Question

A point P is moving on a circular path in anti clock wise direction as shown in adjoining diagram. The motion of P is such that it covers length s = t³ + 5, where s is in meters and t in seconds. Radius of the path is 20 m.

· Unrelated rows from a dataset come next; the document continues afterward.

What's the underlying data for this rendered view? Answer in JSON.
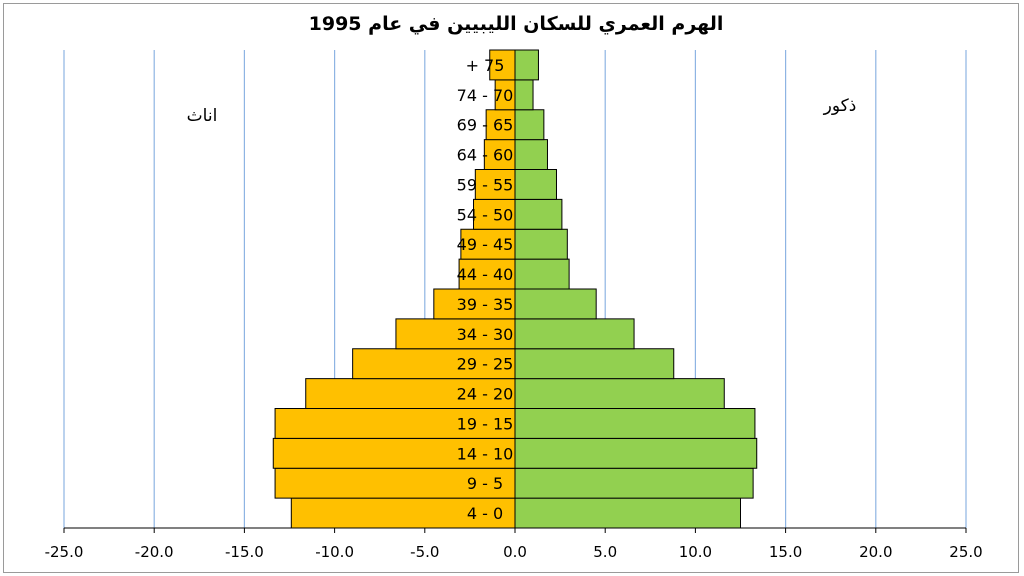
{
  "chart_data": {
    "type": "bar",
    "title": "الهرم العمري للسكان الليبيين في عام 1995",
    "categories": [
      "4 - 0",
      "9 - 5",
      "14 - 10",
      "19 - 15",
      "24 - 20",
      "29 - 25",
      "34 - 30",
      "39 - 35",
      "44 - 40",
      "49 - 45",
      "54 - 50",
      "59 - 55",
      "64 - 60",
      "69 - 65",
      "74 - 70",
      "+ 75"
    ],
    "series": [
      {
        "name": "اناث",
        "values": [
          -12.4,
          -13.3,
          -13.4,
          -13.3,
          -11.6,
          -9.0,
          -6.6,
          -4.5,
          -3.1,
          -3.0,
          -2.3,
          -2.2,
          -1.7,
          -1.6,
          -1.1,
          -1.4
        ],
        "color": "#FFC000"
      },
      {
        "name": "ذكور",
        "values": [
          12.5,
          13.2,
          13.4,
          13.3,
          11.6,
          8.8,
          6.6,
          4.5,
          3.0,
          2.9,
          2.6,
          2.3,
          1.8,
          1.6,
          1.0,
          1.3
        ],
        "color": "#92D050"
      }
    ],
    "xlim": [
      -25,
      25
    ],
    "xticks": [
      "-25.0",
      "-20.0",
      "-15.0",
      "-10.0",
      "-5.0",
      "0.0",
      "5.0",
      "10.0",
      "15.0",
      "20.0",
      "25.0"
    ],
    "grid": true,
    "gridline_color": "#8EB4E3",
    "bar_outline": "#000000"
  }
}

When t = 2 s, then acceleration of P is approximately:

(a) 1.3 ms^-2

(b) 1.2 ms^-2

(c) 7.2 ms^-2

(d) 4 ms^-2

Answer 1

Correct option is : (d) 4 ms^-2

Given: S = t³ + 5; r = 20 m

Linear velocity of the particle,

\(v = \frac{ds}{dt} = \frac{d}{dt}[t^3 + 5] = 3t^2\)

Velocity at t = 2s, v = 3(t)² = 3 x (2)²

= 3 x 4 = 12 ms^-1

Linear acceleration a =  \(\frac{dv}{dt} = \frac{d}{dt}(3t^2) = 6t\)

At t = 2s, a_T = 6 x 2 = 12 ms^-2

Radial acceleration

\(a_c = \frac{v^2}{r} = \frac{12\times12}{20} = 7.4\ ms^{-1}\)

∴ Resultant acceleration

\(a = \sqrt{a_c^{2} + a_T^{2}} = \sqrt{(7.4)^2 + (12)^2}\)

or a = 14 ms^-2

Hence, option (d) is correct.